Re-anactment (Collingwood)
To place yourself in the shoes of a historical person so that you can recreate their thought processes in your own mind. So, then you can understand why they acted the way they did.
Hayden White
Develops a theory of history; no way of writing history is more realistic than any other.
White’s genres
Romance: good over evil
Comedy: opposing forces are reconciliated
Tragedy: high ideals fail, but we learn to accept our limitations
Satire: nothing has a deeper meaning, all of the above are examples of wishful thinking
Narrative structure
Historical writing is not just a neutral recounting of facts, but is shaped like a story (with a beginning, middle, end). He argued that historians impose narrative forms (tragedy, satire, etc)
An example of “comedy”
Hegel’s theory of thesis and antithesis.
An example of “tragedy”
Hempel’s view.
It is much harder to find laws in history than it is in the natural sciences, and therefore Hempel’s theory doesn’t really work:
- You cannot do experiments.
- Human beings are too complex to fit these kinds of laws.
- Human beings are unpredictable due to free will.
- When we start to predict human behaviour, that behaviour will start to change as a result of the prediction, resulting in a paradox.
- Individual differences between human beings are important.
- Human beings change over time.
- Humanitarian scientists are largely interested in individual cases, while natural scientists are only interested in general phenomena (e.g. a scientist investigating a piece of metal is interested in that metal in general, not in that specific piece).
Why are the natural sciences not holistic?
Because they don’t depend on context.
History of politics
- Lawlessness without states
Everyone can do what they want provided they are strong/smart enough to get away with it.
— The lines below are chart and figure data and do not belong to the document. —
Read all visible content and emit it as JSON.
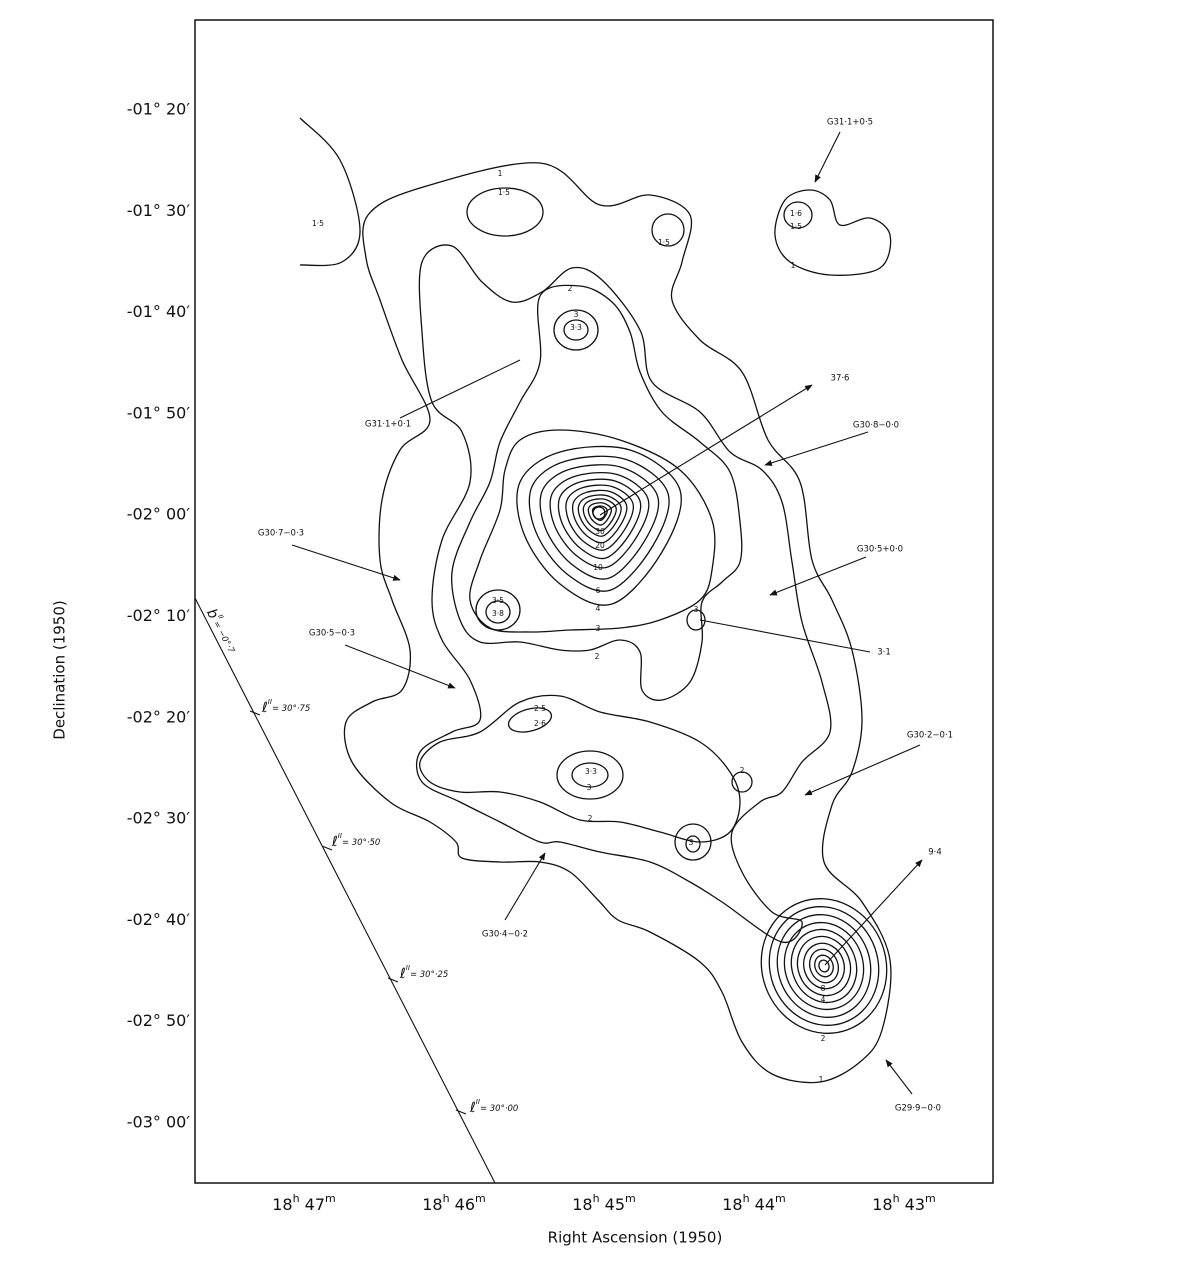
{
  "axes": {
    "y_title": "Declination  (1950)",
    "x_title": "Right Ascension  (1950)",
    "y_ticks": [
      "-01° 20′",
      "-01° 30′",
      "-01° 40′",
      "-01° 50′",
      "-02° 00′",
      "-02° 10′",
      "-02° 20′",
      "-02° 30′",
      "-02° 40′",
      "-02° 50′",
      "-03° 00′"
    ],
    "x_ticks": [
      {
        "hours": "18",
        "hours_unit": "h",
        "minutes": " 47",
        "minutes_unit": "m"
      },
      {
        "hours": "18",
        "hours_unit": "h",
        "minutes": " 46",
        "minutes_unit": "m"
      },
      {
        "hours": "18",
        "hours_unit": "h",
        "minutes": " 45",
        "minutes_unit": "m"
      },
      {
        "hours": "18",
        "hours_unit": "h",
        "minutes": " 44",
        "minutes_unit": "m"
      },
      {
        "hours": "18",
        "hours_unit": "h",
        "minutes": " 43",
        "minutes_unit": "m"
      }
    ]
  },
  "annotations": [
    "G31·1+0·5",
    "G31·1+0·1",
    "37·6",
    "G30·8−0·0",
    "G30·7−0·3",
    "G30·5+0·0",
    "G30·5−0·3",
    "3·1",
    "G30·2−0·1",
    "9·4",
    "G30·4−0·2",
    "G29·9−0·0"
  ],
  "galactic": {
    "latitude": {
      "symbol": "b",
      "sup": "II",
      "text": "= −0°·7"
    },
    "longitudes": [
      {
        "symbol": "ℓ",
        "sup": "II",
        "text": "= 30°·75"
      },
      {
        "symbol": "ℓ",
        "sup": "II",
        "text": "= 30°·50"
      },
      {
        "symbol": "ℓ",
        "sup": "II",
        "text": "= 30°·25"
      },
      {
        "symbol": "ℓ",
        "sup": "II",
        "text": "= 30°·00"
      }
    ]
  },
  "contour_labels": [
    "1",
    "1·5",
    "1·5",
    "1·5",
    "1·6",
    "1·5",
    "1",
    "2",
    "3",
    "3·3",
    "30",
    "20",
    "10",
    "6",
    "4",
    "3",
    "2",
    "3·5",
    "3·8",
    "3",
    "2·5",
    "2·6",
    "3·3",
    "3",
    "2",
    "2",
    "3",
    "8",
    "4",
    "2",
    "1"
  ]
}
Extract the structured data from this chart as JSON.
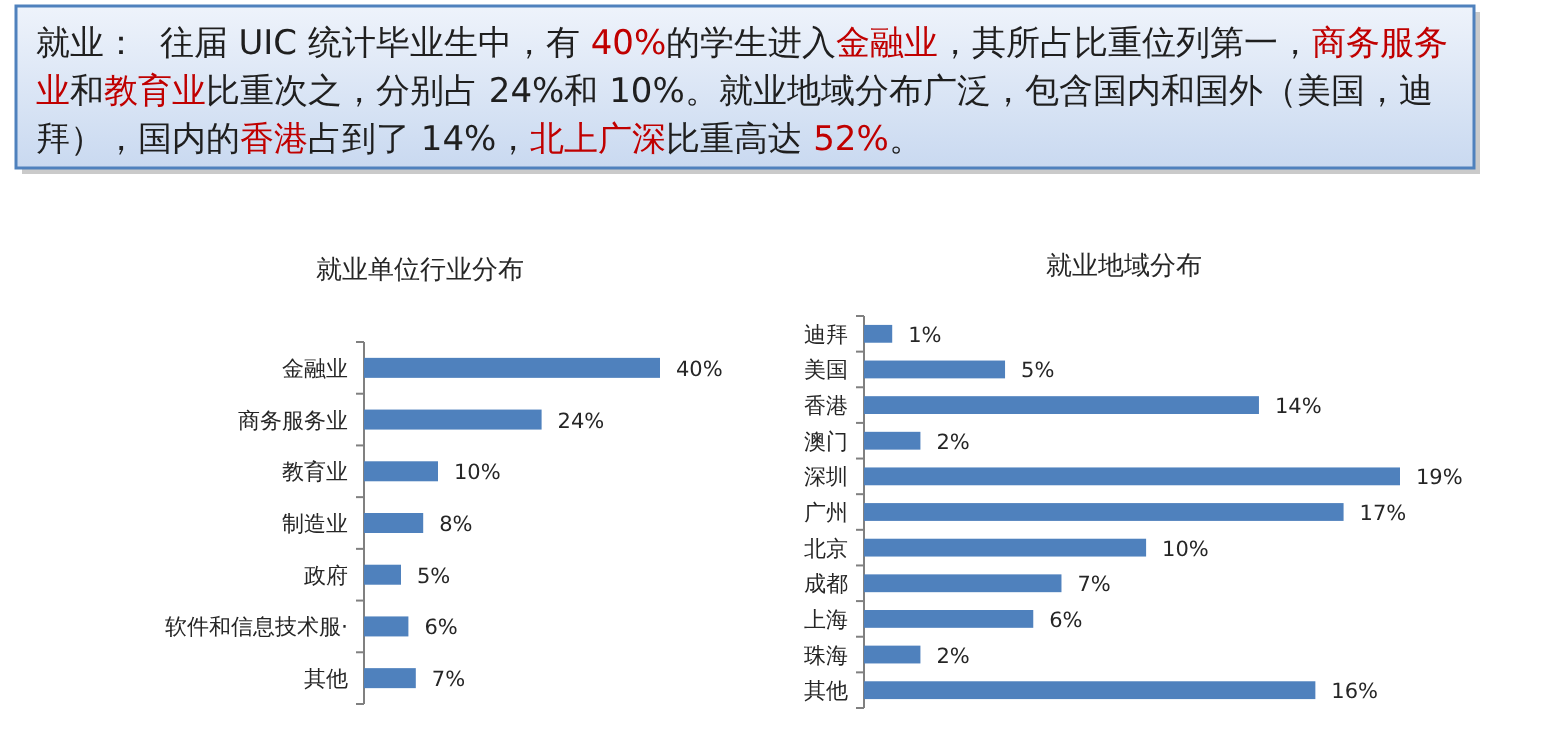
{
  "chart_data": [
    {
      "type": "other",
      "annotations": [
        "就业：  往届 UIC 统计毕业生中，有 ",
        "40%",
        "的学生进入",
        "金融业",
        "，其所占比重位列第一，",
        "商务服务业",
        "和",
        "教育业",
        "比重次之，分别占 24%和 10%。就业地域分布广泛，包含国内和国外（美国，迪拜），国内的",
        "香港",
        "占到了 14%，",
        "北上广深",
        "比重高达 ",
        "52%",
        "。"
      ],
      "colors": [
        "#1f1f1f",
        "#c00000",
        "#1f1f1f",
        "#c00000",
        "#1f1f1f",
        "#c00000",
        "#1f1f1f",
        "#c00000",
        "#1f1f1f",
        "#c00000",
        "#1f1f1f",
        "#c00000",
        "#1f1f1f",
        "#c00000",
        "#1f1f1f"
      ]
    },
    {
      "type": "bar",
      "orientation": "horizontal",
      "title": "就业单位行业分布",
      "categories": [
        "金融业",
        "商务服务业",
        "教育业",
        "制造业",
        "政府",
        "软件和信息技术服·",
        "其他"
      ],
      "values": [
        40,
        24,
        10,
        8,
        5,
        6,
        7
      ],
      "value_labels": [
        "40%",
        "24%",
        "10%",
        "8%",
        "5%",
        "6%",
        "7%"
      ],
      "color": "#4f81bd"
    },
    {
      "type": "bar",
      "orientation": "horizontal",
      "title": "就业地域分布",
      "categories": [
        "迪拜",
        "美国",
        "香港",
        "澳门",
        "深圳",
        "广州",
        "北京",
        "成都",
        "上海",
        "珠海",
        "其他"
      ],
      "values": [
        1,
        5,
        14,
        2,
        19,
        17,
        10,
        7,
        6,
        2,
        16
      ],
      "value_labels": [
        "1%",
        "5%",
        "14%",
        "2%",
        "19%",
        "17%",
        "10%",
        "7%",
        "6%",
        "2%",
        "16%"
      ],
      "color": "#4f81bd"
    }
  ]
}
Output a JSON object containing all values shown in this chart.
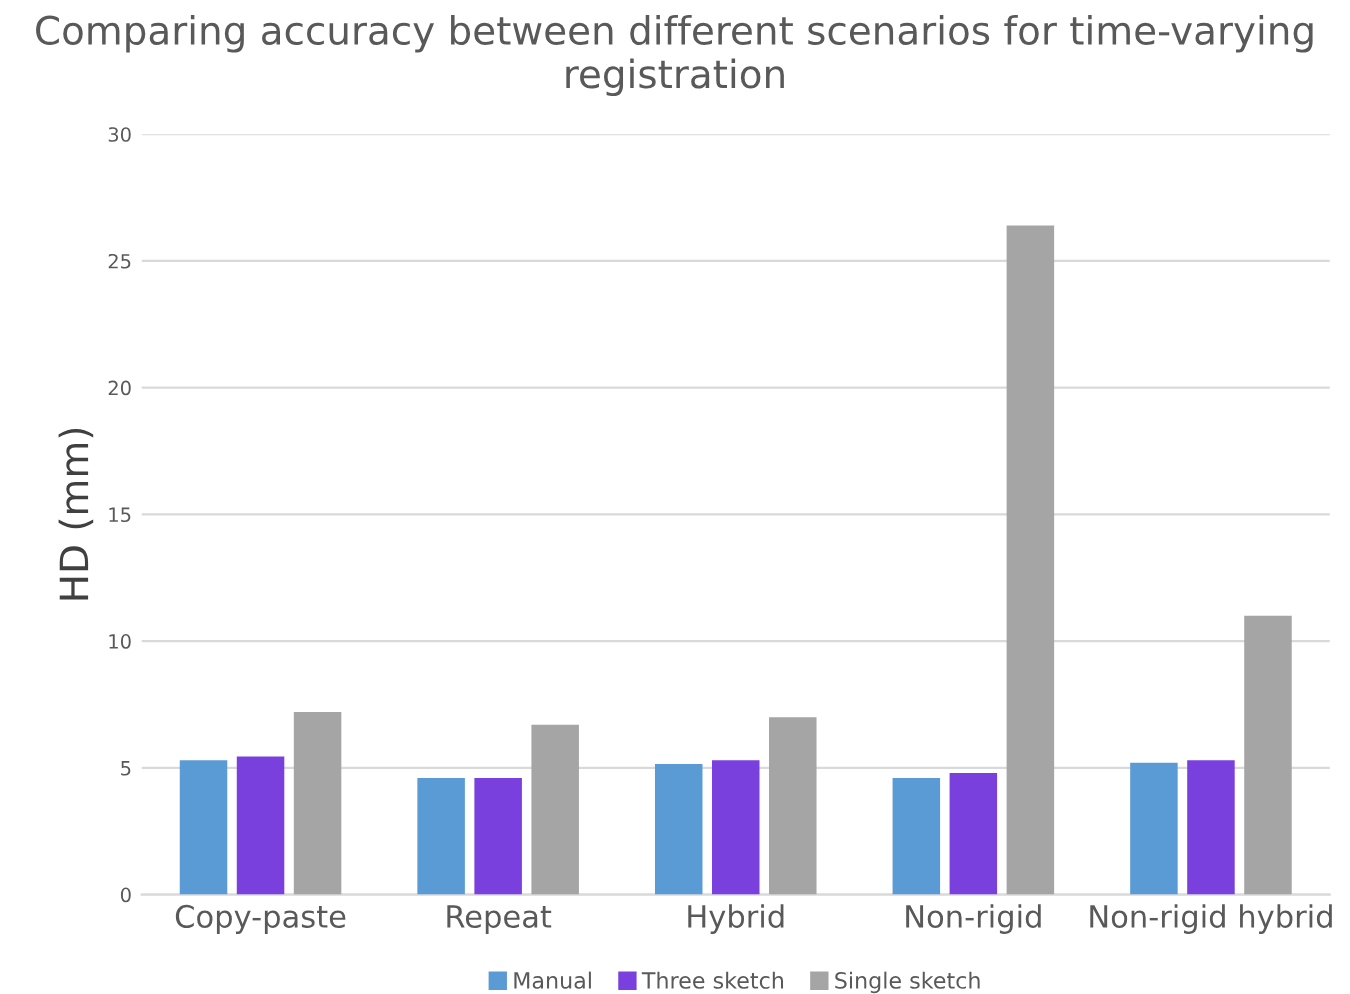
{
  "chart_data": {
    "type": "bar",
    "title": "Comparing accuracy between different scenarios for time-varying registration",
    "ylabel": "HD (mm)",
    "categories": [
      "Copy-paste",
      "Repeat",
      "Hybrid",
      "Non-rigid",
      "Non-rigid hybrid"
    ],
    "series": [
      {
        "name": "Manual",
        "color": "#5b9bd5",
        "values": [
          5.3,
          4.6,
          5.15,
          4.6,
          5.2
        ]
      },
      {
        "name": "Three sketch",
        "color": "#7a40dd",
        "values": [
          5.45,
          4.6,
          5.3,
          4.8,
          5.3
        ]
      },
      {
        "name": "Single sketch",
        "color": "#a5a5a5",
        "values": [
          7.2,
          6.7,
          7.0,
          26.4,
          11.0
        ]
      }
    ],
    "ylim": [
      0,
      30
    ],
    "yticks": [
      0,
      5,
      10,
      15,
      20,
      25,
      30
    ],
    "grid": "y",
    "legend": "bottom"
  }
}
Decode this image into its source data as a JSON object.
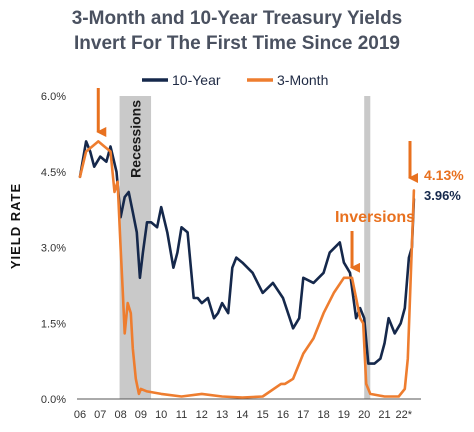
{
  "title_lines": [
    "3-Month and 10-Year Treasury Yields",
    "Invert For The First Time Since 2019"
  ],
  "colors": {
    "ten_year": "#15284b",
    "three_month": "#ee7d2f",
    "recession": "#c9c9c9",
    "title": "#4a5160",
    "arrow": "#e8711f"
  },
  "chart_data": {
    "type": "line",
    "title": "3-Month and 10-Year Treasury Yields Invert For The First Time Since 2019",
    "ylabel": "YIELD RATE",
    "xlabel": "",
    "ylim": [
      0,
      6
    ],
    "xlim": [
      2006,
      2022.5
    ],
    "y_ticks": [
      0,
      1.5,
      3.0,
      4.5,
      6.0
    ],
    "y_tick_labels": [
      "0.0%",
      "1.5%",
      "3.0%",
      "4.5%",
      "6.0%"
    ],
    "x_ticks": [
      2006,
      2007,
      2008,
      2009,
      2010,
      2011,
      2012,
      2013,
      2014,
      2015,
      2016,
      2017,
      2018,
      2019,
      2020,
      2021,
      2022
    ],
    "x_tick_labels": [
      "06",
      "07",
      "08",
      "09",
      "10",
      "11",
      "12",
      "13",
      "14",
      "15",
      "16",
      "17",
      "18",
      "19",
      "20",
      "21",
      "22*"
    ],
    "grid": false,
    "legend": "top",
    "series": [
      {
        "name": "10-Year",
        "x": [
          2006.0,
          2006.3,
          2006.5,
          2006.7,
          2007.0,
          2007.3,
          2007.5,
          2007.8,
          2008.0,
          2008.2,
          2008.4,
          2008.6,
          2008.8,
          2008.95,
          2009.1,
          2009.3,
          2009.5,
          2009.8,
          2010.0,
          2010.3,
          2010.6,
          2010.8,
          2011.0,
          2011.3,
          2011.6,
          2011.8,
          2012.0,
          2012.3,
          2012.6,
          2012.8,
          2013.0,
          2013.3,
          2013.5,
          2013.7,
          2014.0,
          2014.5,
          2015.0,
          2015.5,
          2016.0,
          2016.5,
          2016.8,
          2017.0,
          2017.5,
          2018.0,
          2018.3,
          2018.8,
          2019.0,
          2019.3,
          2019.6,
          2019.8,
          2020.0,
          2020.2,
          2020.5,
          2020.8,
          2021.0,
          2021.2,
          2021.5,
          2021.8,
          2022.0,
          2022.2,
          2022.35,
          2022.45
        ],
        "values": [
          4.4,
          5.1,
          4.9,
          4.6,
          4.8,
          4.7,
          5.0,
          4.5,
          3.6,
          4.0,
          4.1,
          3.7,
          3.3,
          2.4,
          2.9,
          3.5,
          3.5,
          3.4,
          3.8,
          3.3,
          2.6,
          2.9,
          3.4,
          3.3,
          2.0,
          2.0,
          1.9,
          2.0,
          1.6,
          1.7,
          1.9,
          1.7,
          2.6,
          2.8,
          2.7,
          2.5,
          2.1,
          2.3,
          2.0,
          1.4,
          1.6,
          2.4,
          2.3,
          2.5,
          2.9,
          3.1,
          2.7,
          2.5,
          1.6,
          1.8,
          1.6,
          0.7,
          0.7,
          0.8,
          1.1,
          1.6,
          1.3,
          1.5,
          1.8,
          2.8,
          3.0,
          3.96
        ]
      },
      {
        "name": "3-Month",
        "x": [
          2006.0,
          2006.3,
          2006.6,
          2006.9,
          2007.2,
          2007.5,
          2007.7,
          2007.85,
          2008.0,
          2008.1,
          2008.2,
          2008.35,
          2008.5,
          2008.6,
          2008.75,
          2008.9,
          2009.0,
          2009.3,
          2010.0,
          2011.0,
          2012.0,
          2013.0,
          2014.0,
          2015.0,
          2015.9,
          2016.1,
          2016.5,
          2017.0,
          2017.5,
          2018.0,
          2018.5,
          2019.0,
          2019.4,
          2019.6,
          2019.8,
          2019.95,
          2020.1,
          2020.3,
          2021.0,
          2021.7,
          2022.0,
          2022.15,
          2022.3,
          2022.45
        ],
        "values": [
          4.4,
          4.9,
          5.0,
          5.1,
          5.0,
          4.9,
          4.1,
          4.3,
          3.0,
          2.2,
          1.3,
          1.9,
          1.7,
          1.0,
          0.4,
          0.1,
          0.2,
          0.15,
          0.1,
          0.05,
          0.1,
          0.05,
          0.03,
          0.05,
          0.3,
          0.3,
          0.4,
          0.9,
          1.2,
          1.7,
          2.1,
          2.4,
          2.4,
          2.0,
          1.6,
          1.5,
          0.3,
          0.1,
          0.05,
          0.05,
          0.2,
          0.8,
          2.5,
          4.13
        ]
      }
    ],
    "shaded_regions": [
      {
        "label": "Recessions",
        "x_start": 2007.95,
        "x_end": 2009.5
      },
      {
        "label": "",
        "x_start": 2020.0,
        "x_end": 2020.3
      }
    ],
    "annotations": [
      {
        "text": "Inversions",
        "arrow_to": [
          2019.4,
          2.4
        ]
      },
      {
        "text": "",
        "arrow_to": [
          2006.9,
          5.05
        ]
      },
      {
        "text": "4.13%",
        "series": "3-Month"
      },
      {
        "text": "3.96%",
        "series": "10-Year"
      }
    ]
  }
}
It looks like freedom but is also unfreedom; it has contradictions. - Strict hierarchical states
States with one or few persons at the top and a strict hierarchy that structure society. - Democracy/rechtsstaat
We are currently here; state in a way everyone’s powers are strictly limited by the law and people have a say in what those laws are.
What do contradictions do according to Hegel?
Contradictions push history forward; if we solve the contradictions of one stage, we go to the next stage, which is its opposite. But the opposite of a contradiction is still a contradiction.
Difference between Marx and later Marxist thinkers
Marx himself emphasises freedom, but later Marxist thinkers suggest the inevitability of communism. This is dangerous, because it removes human freedom, criticism, democracy.